Anyway – what are vegetarian people wanting with farm animals? That they never get born? Why? They get a better life than 99% of wild things – if you want domestic animals basically put out of their misery by never being born – then you should advocate the extermination of wild animals for the same reason – and more, as the wild animal lead a life of misery most of its existence – and then dies badly.

Juggernaut the Hindu god best exemplifies nature to me – he drives a huge wagon with massive wheels that roll over all life crushing it and killing it – then behind, as he passes – new life arises from the barren ground, to be crushed in its turn as Juggernaut inexorably travels the earth…..

Alka Hughes-Hallett
Alka Hughes-Hallett
2 years ago

It is laudable that the author is trying to bridge the gap between ethical meat eaters and hard vegans.
My issue is with meat for the general public as a staple and then extrapolate that to the world. How will we feed 7b people ( and growing) who think meat is a must in their diet? Also he is lucky to be able to eat wild ( as do I occasionally) or sustainable, but what is sustainable? Can the UK produce enough meat for all its citizens? If yes, then are we going to be able to do it without the use of intensive farming techniques like pesticides, dousing the field with inorganic fertiliser, and keeping low herd to limit antibiotics and other injections? And if a disease were to befall, will we cull the entire population of the county? How will we cope with that?
Farmers today ( I spoke to my neighbours) are loosing money with the existing regulations as it is and are leaving the business all together. Even Knepp estate don’t make money. Isabella Tree’s book explains it all. They are perhaps generationally rich so they can survive despite having huge chunk of land for farming.
So where is the answer?
I eat vege burgers and sausages and when I look at the ingredients, they are mostly bonafide and no E numbers to contend with. So what’s wrong with the new food industry and its products? A new way of thinking is emerging and it has the potential to be part of the solution. Why is there so much push back?

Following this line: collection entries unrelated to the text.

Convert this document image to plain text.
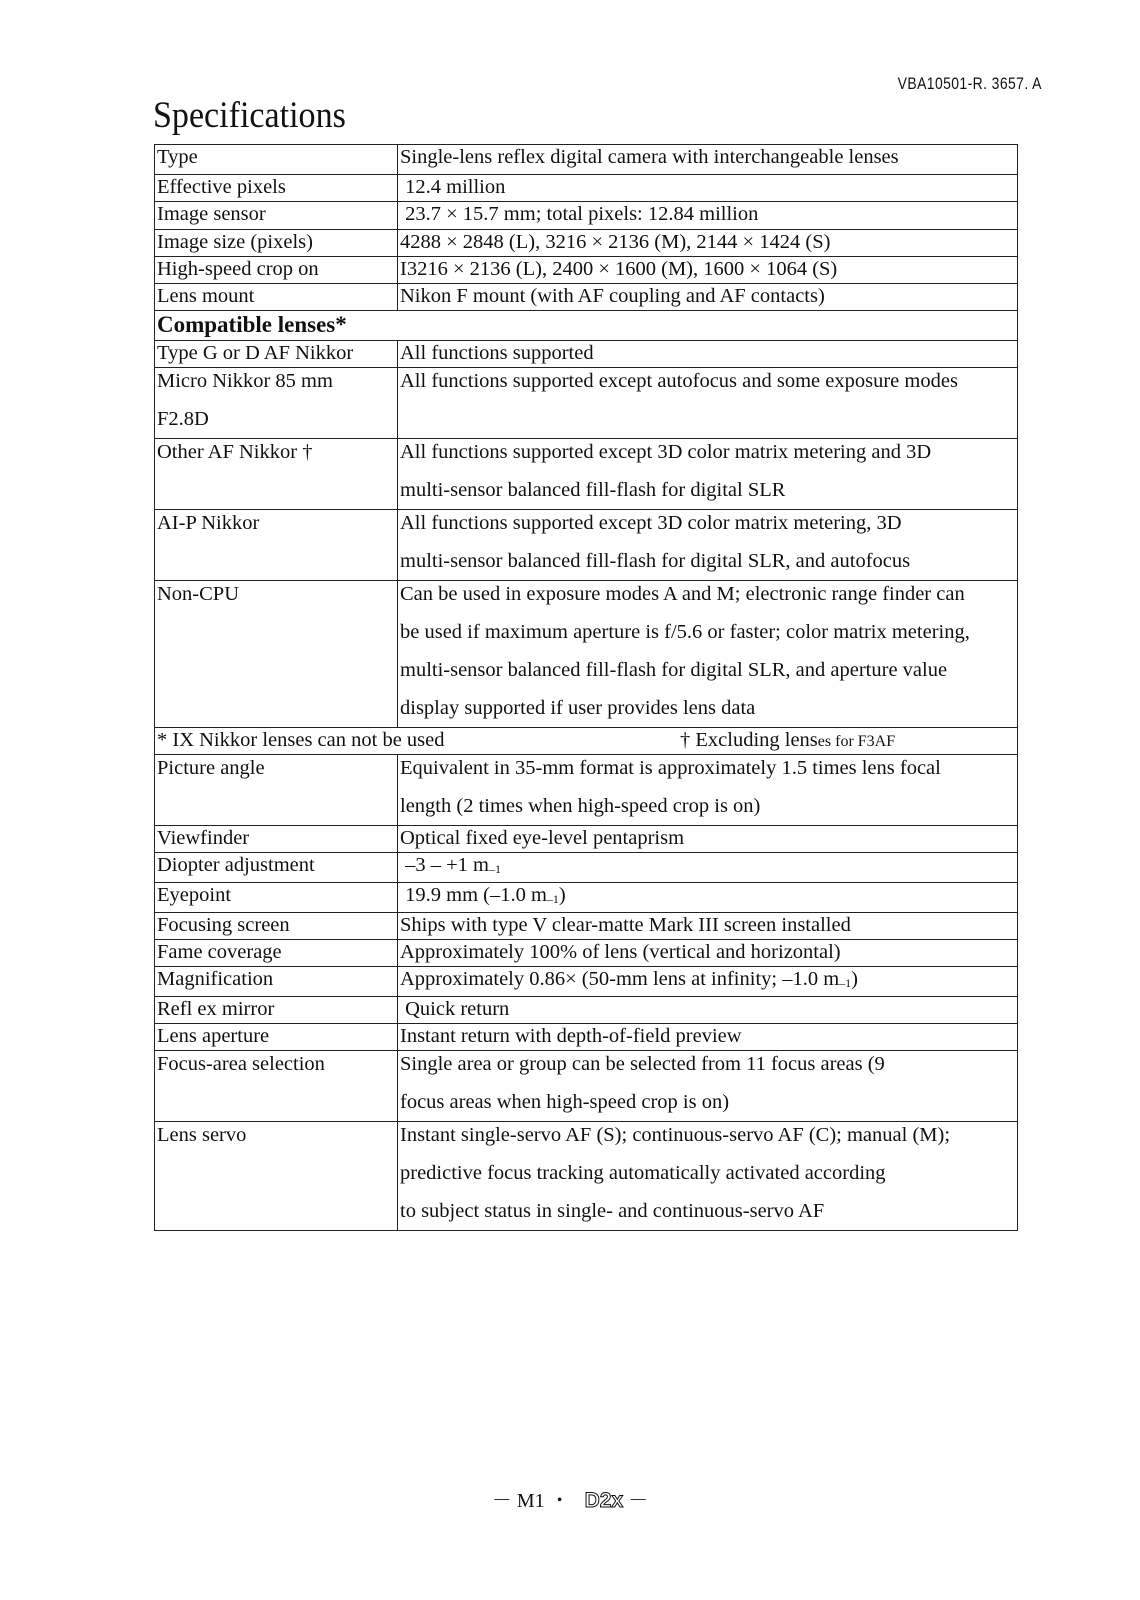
VBA10501-R. 3657. A
Specifications
Type	Single-lens reflex digital camera with interchangeable lenses

Effective pixels	12.4 million

Image sensor	23.7 × 15.7 mm; total pixels: 12.84 million

Image size (pixels)	4288 × 2848 (L), 3216 × 2136 (M), 2144 × 1424 (S)

High-speed crop on	I3216 × 2136 (L), 2400 × 1600 (M), 1600 × 1064 (S)

Lens mount	Nikon F mount (with AF coupling and AF contacts)

Compatible lenses*	

Type G or D AF Nikkor	All functions supported

Micro Nikkor 85 mm
F2.8D	All functions supported except autofocus and some exposure modes

Other AF Nikkor †	All functions supported except 3D color matrix metering and 3D
multi-sensor balanced fill-flash for digital SLR

AI-P Nikkor	All functions supported except 3D color matrix metering, 3D
multi-sensor balanced fill-flash for digital SLR, and autofocus

Non-CPU	Can be used in exposure modes A and M; electronic range finder can
be used if maximum aperture is f/5.6 or faster; color matrix metering,
multi-sensor balanced fill-flash for digital SLR, and aperture value
display supported if user provides lens data

* IX Nikkor lenses can not be used † Excluding lenses for F3AF	

Picture angle	Equivalent in 35-mm format is approximately 1.5 times lens focal
length (2 times when high-speed crop is on)

Viewfinder	Optical fixed eye-level pentaprism

Diopter adjustment	–3 – +1 m–1

Eyepoint	19.9 mm (–1.0 m–1)

Focusing screen	Ships with type V clear-matte Mark III screen installed

Fame coverage	Approximately 100% of lens (vertical and horizontal)

Magnification	Approximately 0.86× (50-mm lens at infinity; –1.0 m–1)

Refl ex mirror	Quick return

Lens aperture	Instant return with depth-of-field preview

Focus-area selection	Single area or group can be selected from 11 focus areas (9
focus areas when high-speed crop is on)

Lens servo	Instant single-servo AF (S); continuous-servo AF (C); manual (M);
predictive focus tracking automatically activated according
to subject status in single- and continuous-servo AF
－ M1 ・ D2x －
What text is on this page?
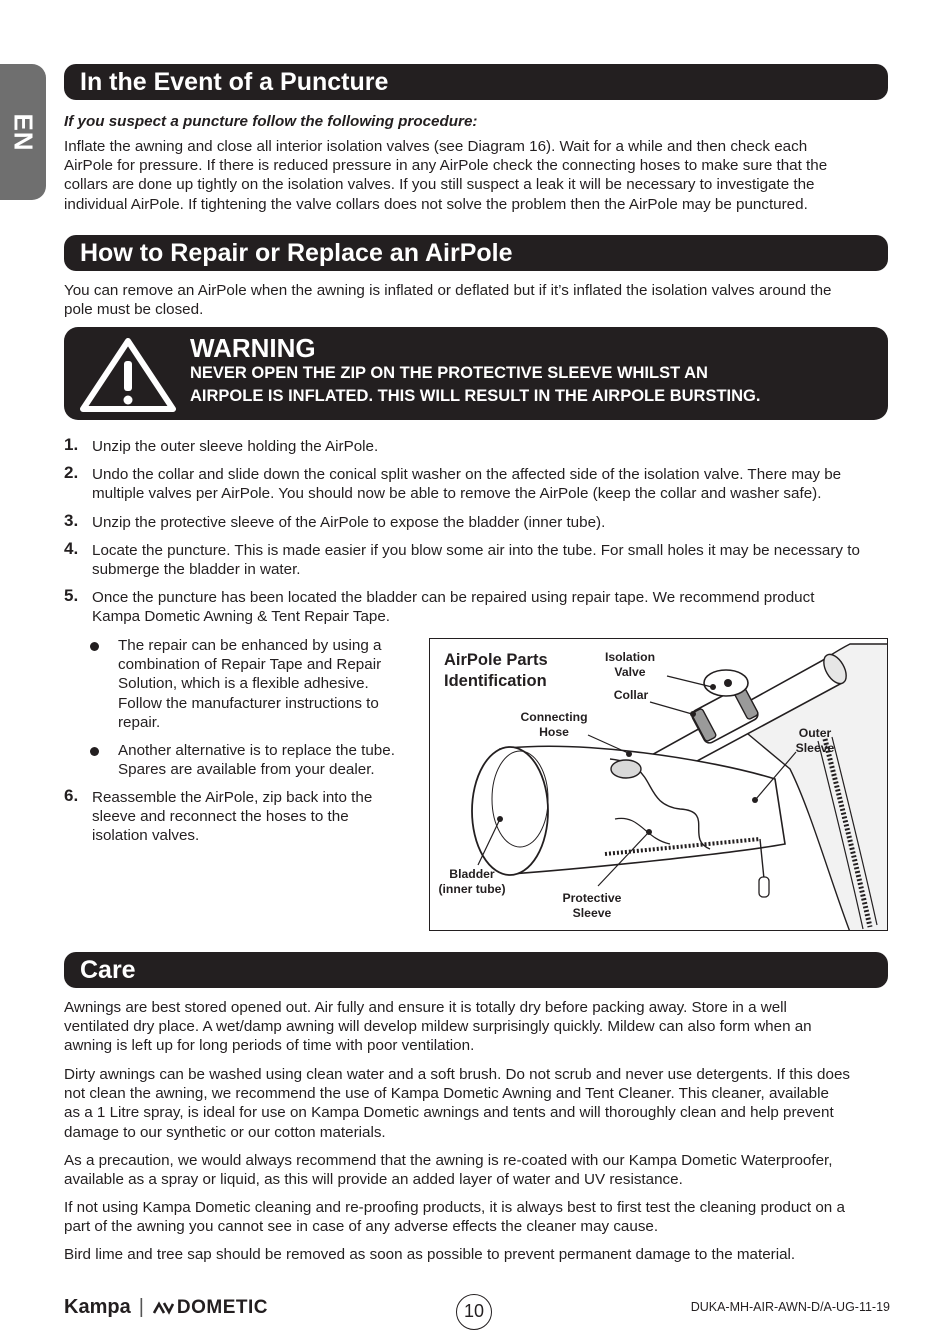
EN
In the Event of a Puncture
If you suspect a puncture follow the following procedure:
Inflate the awning and close all interior isolation valves (see Diagram 16). Wait for a while and then check each
AirPole for pressure. If there is reduced pressure in any AirPole check the connecting hoses to make sure that the
collars are done up tightly on the isolation valves. If you still suspect a leak it will be necessary to investigate the
individual AirPole. If tightening the valve collars does not solve the problem then the AirPole may be punctured.
How to Repair or Replace an AirPole
You can remove an AirPole when the awning is inflated or deflated but if it’s inflated the isolation valves around the
pole must be closed.
WARNING
NEVER OPEN THE ZIP ON THE PROTECTIVE SLEEVE WHILST AN
AIRPOLE IS INFLATED. THIS WILL RESULT IN THE AIRPOLE BURSTING.
1. Unzip the outer sleeve holding the AirPole.
2. Undo the collar and slide down the conical split washer on the affected side of the isolation valve. There may be
multiple valves per AirPole. You should now be able to remove the AirPole (keep the collar and washer safe).
3. Unzip the protective sleeve of the AirPole to expose the bladder (inner tube).
4. Locate the puncture. This is made easier if you blow some air into the tube. For small holes it may be necessary to
submerge the bladder in water.
5. Once the puncture has been located the bladder can be repaired using repair tape. We recommend product
Kampa Dometic Awning & Tent Repair Tape.
The repair can be enhanced by using a
combination of Repair Tape and Repair
Solution, which is a flexible adhesive.
Follow the manufacturer instructions to
repair.
Another alternative is to replace the tube.
Spares are available from your dealer.
6. Reassemble the AirPole, zip back into the
sleeve and reconnect the hoses to the
isolation valves.
AirPole Parts
Identification
Isolation
Valve
Collar
Connecting
Hose	Outer
Sleeve
Bladder
(inner tube)
Protective
Sleeve
Care
Awnings are best stored opened out. Air fully and ensure it is totally dry before packing away. Store in a well
ventilated dry place. A wet/damp awning will develop mildew surprisingly quickly. Mildew can also form when an
awning is left up for long periods of time with poor ventilation.
Dirty awnings can be washed using clean water and a soft brush. Do not scrub and never use detergents. If this does
not clean the awning, we recommend the use of Kampa Dometic Awning and Tent Cleaner. This cleaner, available
as a 1 Litre spray, is ideal for use on Kampa Dometic awnings and tents and will thoroughly clean and help prevent
damage to our synthetic or our cotton materials.
As a precaution, we would always recommend that the awning is re-coated with our Kampa Dometic Waterproofer,
available as a spray or liquid, as this will provide an added layer of water and UV resistance.
If not using Kampa Dometic cleaning and re-proofing products, it is always best to first test the cleaning product on a
part of the awning you cannot see in case of any adverse effects the cleaner may cause.
Bird lime and tree sap should be removed as soon as possible to prevent permanent damage to the material.
Kampa | DOMETIC	10	DUKA-MH-AIR-AWN-D/A-UG-11-19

By the way there is no comparison between eating imported vegetables and meat grown locally. “ As a rule of thumb, one can be almost certain that meat products, local or not, are less sustainable than vegetables imported even from the furthest point of the globe. Medical or ethical considerations aside, emissions from meat are simply too high, a fact which makes food miles a negligible part of the comparison.”